Today I attended a very inspiring talk by Magnum photographer Olivia Arthur. It was fascinating to hear her talk about the development of her career, as well has the style and craft she uses in her photographic practice. We were taken on a journey from her earlier work she has done illustrating stories that others had written, to the stories she has done herself photographing women along the border of Asia and Europe.
Although Arthur enjoyed her earlier work she became frustrated by the process of the writing coming first followed by the images that had to be taken to fit along side the text, motivating her to tell her own story. When she started her work on the Asian/European borders she described it as having an ‘amazing amount of freedom’. From what I understand of this project she has photographed the women in these countries where the eastern culture meets the western culture, creating a large body of portraits that capture the varying cultures she encountered on her journeys. She talked about the way the series has been structured, not wanting to put the photographs in a chronological order, to avoid sectioning off women from different cultures. There are vast differences between the women shown in this body of work and for me by mixing the cultures up Arthur has created a topography of this region, and there is this strong distinction between each woman created by this constant flicking from one culture to the next.

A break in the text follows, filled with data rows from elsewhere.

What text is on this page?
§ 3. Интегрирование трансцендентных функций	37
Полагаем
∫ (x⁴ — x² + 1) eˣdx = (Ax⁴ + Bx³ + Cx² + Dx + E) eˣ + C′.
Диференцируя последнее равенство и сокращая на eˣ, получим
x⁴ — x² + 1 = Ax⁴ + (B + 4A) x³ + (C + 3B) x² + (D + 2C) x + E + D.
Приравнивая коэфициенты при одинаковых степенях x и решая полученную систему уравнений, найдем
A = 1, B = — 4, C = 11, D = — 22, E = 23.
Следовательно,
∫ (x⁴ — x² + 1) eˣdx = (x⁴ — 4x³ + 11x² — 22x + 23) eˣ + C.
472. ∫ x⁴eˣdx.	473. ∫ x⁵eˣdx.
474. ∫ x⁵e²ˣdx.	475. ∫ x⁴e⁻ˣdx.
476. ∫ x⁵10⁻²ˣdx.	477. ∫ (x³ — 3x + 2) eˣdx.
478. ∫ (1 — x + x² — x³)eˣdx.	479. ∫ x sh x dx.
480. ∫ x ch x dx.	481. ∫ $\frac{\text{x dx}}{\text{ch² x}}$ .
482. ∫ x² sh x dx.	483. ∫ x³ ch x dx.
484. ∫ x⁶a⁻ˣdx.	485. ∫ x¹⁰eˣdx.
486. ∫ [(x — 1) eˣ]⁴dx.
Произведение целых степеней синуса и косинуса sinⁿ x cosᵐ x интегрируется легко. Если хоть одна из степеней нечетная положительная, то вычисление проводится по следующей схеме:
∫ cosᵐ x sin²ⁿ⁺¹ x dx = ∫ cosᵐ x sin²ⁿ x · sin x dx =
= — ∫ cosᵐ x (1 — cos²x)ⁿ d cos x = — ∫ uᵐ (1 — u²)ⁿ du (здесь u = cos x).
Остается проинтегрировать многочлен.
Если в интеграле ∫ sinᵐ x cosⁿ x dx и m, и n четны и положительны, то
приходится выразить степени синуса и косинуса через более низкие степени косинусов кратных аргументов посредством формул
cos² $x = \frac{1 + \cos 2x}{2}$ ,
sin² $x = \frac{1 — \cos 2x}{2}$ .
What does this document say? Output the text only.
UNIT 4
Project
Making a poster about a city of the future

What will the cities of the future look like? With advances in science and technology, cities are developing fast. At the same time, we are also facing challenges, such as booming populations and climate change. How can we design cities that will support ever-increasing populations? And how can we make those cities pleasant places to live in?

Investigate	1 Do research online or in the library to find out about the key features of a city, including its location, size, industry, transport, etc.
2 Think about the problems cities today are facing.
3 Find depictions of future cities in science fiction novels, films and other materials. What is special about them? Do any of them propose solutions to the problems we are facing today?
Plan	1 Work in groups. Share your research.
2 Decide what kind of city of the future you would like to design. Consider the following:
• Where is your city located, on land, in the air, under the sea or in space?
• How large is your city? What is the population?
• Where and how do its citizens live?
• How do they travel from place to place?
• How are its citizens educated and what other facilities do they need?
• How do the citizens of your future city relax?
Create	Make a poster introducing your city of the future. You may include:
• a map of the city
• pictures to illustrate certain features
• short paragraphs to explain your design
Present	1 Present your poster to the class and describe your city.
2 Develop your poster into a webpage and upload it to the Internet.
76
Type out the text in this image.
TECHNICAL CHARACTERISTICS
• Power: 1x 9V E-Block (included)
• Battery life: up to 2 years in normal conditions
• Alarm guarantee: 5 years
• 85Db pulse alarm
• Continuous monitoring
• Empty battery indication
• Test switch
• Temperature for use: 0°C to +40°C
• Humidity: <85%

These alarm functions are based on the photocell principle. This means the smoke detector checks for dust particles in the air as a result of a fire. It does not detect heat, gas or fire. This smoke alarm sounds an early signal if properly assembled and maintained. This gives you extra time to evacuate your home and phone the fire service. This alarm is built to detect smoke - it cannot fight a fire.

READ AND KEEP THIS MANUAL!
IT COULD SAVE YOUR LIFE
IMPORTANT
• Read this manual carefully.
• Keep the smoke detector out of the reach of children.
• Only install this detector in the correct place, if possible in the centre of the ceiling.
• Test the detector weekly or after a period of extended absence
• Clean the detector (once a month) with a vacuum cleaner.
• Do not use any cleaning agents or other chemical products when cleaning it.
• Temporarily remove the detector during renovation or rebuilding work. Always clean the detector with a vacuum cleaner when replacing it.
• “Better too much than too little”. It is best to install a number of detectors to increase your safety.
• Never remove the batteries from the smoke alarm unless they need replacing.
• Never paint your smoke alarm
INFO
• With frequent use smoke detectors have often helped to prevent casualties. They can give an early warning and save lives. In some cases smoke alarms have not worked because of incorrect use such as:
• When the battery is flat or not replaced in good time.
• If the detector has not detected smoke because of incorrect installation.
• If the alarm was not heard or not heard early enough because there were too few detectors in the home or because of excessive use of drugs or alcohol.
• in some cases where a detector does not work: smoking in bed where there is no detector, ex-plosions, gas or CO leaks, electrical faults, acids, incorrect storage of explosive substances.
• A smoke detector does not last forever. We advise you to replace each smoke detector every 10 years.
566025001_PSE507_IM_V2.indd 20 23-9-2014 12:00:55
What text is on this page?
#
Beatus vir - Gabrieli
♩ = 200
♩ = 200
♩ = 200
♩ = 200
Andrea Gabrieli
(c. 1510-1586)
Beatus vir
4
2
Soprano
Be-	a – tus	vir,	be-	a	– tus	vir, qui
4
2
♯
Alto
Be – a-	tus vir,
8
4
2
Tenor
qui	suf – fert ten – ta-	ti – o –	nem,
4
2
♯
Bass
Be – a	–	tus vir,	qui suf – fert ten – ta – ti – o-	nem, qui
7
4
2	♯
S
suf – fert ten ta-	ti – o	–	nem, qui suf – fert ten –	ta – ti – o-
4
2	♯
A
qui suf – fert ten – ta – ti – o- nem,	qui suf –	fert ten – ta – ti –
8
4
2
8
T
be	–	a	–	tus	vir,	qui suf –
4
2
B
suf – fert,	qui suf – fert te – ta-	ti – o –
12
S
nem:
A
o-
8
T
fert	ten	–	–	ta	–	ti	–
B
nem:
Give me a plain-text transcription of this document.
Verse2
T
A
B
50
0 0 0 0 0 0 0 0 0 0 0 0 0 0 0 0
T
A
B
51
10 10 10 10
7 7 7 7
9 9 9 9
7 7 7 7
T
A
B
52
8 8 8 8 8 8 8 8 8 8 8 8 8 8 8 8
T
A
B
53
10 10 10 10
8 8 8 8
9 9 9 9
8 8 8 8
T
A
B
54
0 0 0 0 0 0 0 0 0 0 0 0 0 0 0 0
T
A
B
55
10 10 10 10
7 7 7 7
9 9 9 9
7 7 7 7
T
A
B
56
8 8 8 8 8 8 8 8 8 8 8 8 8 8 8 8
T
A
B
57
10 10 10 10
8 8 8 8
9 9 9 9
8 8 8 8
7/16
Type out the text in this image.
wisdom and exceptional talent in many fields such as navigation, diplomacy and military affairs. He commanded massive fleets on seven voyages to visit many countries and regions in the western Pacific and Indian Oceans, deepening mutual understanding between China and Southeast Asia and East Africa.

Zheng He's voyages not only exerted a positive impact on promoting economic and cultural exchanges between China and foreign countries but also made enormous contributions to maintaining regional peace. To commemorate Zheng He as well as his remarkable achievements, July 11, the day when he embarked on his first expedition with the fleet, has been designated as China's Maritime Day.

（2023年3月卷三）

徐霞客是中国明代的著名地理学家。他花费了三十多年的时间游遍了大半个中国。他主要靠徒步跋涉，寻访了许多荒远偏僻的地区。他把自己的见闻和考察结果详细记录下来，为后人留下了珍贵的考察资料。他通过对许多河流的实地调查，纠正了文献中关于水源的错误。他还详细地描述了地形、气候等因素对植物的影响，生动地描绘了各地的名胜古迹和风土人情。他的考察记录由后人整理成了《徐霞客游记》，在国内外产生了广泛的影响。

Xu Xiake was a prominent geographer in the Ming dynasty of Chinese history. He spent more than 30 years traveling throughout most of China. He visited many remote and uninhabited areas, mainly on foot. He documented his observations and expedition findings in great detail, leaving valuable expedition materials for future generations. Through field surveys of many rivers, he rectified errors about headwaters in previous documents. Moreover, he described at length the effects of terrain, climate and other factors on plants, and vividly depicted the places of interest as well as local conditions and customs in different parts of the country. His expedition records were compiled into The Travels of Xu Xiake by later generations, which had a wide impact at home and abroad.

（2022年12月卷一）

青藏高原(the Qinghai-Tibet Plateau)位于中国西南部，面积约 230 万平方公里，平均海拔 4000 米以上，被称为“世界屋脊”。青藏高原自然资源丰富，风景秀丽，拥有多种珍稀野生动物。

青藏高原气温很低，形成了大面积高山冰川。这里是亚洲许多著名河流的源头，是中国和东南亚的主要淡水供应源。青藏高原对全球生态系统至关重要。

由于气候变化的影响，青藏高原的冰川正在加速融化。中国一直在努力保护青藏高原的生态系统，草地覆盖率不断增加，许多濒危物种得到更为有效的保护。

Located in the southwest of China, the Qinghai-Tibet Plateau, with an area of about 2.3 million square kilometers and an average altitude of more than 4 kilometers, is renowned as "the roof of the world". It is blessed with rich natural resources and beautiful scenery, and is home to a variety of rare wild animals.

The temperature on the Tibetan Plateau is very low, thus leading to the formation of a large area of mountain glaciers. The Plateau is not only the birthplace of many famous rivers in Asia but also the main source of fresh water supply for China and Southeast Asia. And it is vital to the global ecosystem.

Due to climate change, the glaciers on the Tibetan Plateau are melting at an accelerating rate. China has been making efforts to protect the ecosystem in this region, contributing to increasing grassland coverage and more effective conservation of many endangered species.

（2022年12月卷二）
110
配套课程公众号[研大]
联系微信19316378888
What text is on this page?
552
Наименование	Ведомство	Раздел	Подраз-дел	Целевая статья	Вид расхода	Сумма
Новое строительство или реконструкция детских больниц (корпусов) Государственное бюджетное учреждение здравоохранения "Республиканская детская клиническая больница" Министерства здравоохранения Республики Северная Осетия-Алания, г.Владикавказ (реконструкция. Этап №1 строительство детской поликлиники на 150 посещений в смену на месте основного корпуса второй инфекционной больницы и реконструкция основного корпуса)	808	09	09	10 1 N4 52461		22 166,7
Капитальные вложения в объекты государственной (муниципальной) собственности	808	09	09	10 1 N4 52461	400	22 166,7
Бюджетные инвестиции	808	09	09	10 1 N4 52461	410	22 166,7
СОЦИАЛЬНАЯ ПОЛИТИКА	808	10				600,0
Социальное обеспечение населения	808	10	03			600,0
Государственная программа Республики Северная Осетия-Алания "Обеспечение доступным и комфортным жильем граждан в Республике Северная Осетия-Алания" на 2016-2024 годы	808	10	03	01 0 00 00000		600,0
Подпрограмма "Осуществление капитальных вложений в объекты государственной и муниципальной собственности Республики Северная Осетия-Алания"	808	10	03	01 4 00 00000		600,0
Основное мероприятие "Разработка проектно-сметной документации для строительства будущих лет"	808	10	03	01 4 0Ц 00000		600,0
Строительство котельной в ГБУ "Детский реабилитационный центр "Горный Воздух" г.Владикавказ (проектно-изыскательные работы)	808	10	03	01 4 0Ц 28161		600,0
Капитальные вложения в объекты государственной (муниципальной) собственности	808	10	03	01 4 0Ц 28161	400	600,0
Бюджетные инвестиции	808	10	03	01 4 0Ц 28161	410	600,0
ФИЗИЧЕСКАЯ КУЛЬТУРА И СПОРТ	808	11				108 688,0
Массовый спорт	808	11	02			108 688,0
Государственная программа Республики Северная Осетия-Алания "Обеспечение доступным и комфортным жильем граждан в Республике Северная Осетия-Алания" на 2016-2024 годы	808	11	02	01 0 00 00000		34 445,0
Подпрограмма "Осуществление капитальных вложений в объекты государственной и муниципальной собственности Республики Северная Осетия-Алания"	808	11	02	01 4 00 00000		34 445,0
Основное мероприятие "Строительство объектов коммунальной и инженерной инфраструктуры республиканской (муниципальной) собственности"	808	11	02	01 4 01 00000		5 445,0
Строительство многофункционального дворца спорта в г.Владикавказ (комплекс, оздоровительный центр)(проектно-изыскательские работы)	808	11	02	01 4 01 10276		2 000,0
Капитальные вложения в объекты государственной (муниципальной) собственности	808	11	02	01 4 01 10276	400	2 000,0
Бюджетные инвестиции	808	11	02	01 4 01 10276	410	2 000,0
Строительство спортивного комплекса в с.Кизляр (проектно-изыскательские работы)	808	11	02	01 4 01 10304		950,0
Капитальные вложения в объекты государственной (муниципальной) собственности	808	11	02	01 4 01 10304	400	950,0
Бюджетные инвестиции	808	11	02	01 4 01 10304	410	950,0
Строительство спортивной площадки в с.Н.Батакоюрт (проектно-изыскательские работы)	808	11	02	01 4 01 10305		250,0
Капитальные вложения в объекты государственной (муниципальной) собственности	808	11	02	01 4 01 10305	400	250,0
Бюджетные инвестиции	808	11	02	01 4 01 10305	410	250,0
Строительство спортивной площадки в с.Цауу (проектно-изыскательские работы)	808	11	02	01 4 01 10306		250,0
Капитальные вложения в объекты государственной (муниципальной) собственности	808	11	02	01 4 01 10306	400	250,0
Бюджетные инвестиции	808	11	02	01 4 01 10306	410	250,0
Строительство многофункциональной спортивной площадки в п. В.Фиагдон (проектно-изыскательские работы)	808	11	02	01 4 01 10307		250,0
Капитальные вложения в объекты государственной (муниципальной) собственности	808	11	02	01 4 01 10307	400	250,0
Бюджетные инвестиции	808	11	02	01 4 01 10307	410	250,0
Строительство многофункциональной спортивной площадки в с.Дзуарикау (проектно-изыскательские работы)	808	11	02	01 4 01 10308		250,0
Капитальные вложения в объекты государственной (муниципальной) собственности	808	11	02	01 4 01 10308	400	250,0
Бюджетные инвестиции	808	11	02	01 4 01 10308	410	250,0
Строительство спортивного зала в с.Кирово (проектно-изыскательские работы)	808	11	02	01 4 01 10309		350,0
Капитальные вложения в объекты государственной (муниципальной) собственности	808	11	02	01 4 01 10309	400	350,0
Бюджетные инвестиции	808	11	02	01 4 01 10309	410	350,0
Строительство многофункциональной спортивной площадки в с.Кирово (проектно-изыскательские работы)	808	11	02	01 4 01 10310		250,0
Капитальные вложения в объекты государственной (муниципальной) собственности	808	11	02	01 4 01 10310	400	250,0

Whilst she was talking about her exhibition she mentioned an interesting technique that I saw at the Dana Popa exhibition I visited recently, which was each person was accompanied with a booklet of text explaining the photographs on the wall. She felt strongly about the photographs being accompanied by text and thought that by providing the viewers of the exhibition with something physical to hold they would be more likely to read the text, than if it were on the wall. I thought this was an interesting technique that would completely alter the viewing of the images.
Arthur has recently published a book titled ‘Jeddah Diary’, which features women she photographed in Saudi Arabia. Hearing her talk about this project was quite intriguing as she was at times discouraged from taking photographs, it was strange to see the photographs of a place that did not want to photographed. From what I have read of online interviews she admits its a very confusing society and that “the more you understand, the more you realise you just don’t understand it at all.” It is interesting to see that the women in these portraits had a say in how they were portrayed, saying that they wanted there face to be blurred somehow. Arthur decided to do this by printing the photographs out and re-photographing it so that the flash glared on the face, completely distorting it making them unrecognisable. There was a great contradiction though in how they wanted to be seen, they did not want there face to visible yet wanted there eyes to be shown off to show their beauty.
Although there are many aspects of this talk I will take away with me there was something Arthur said about creating stories with your work, which was “you have to care about it”. Having heard her talk about her own career and the great success with the projects she has felt passionately about I can see how important this is.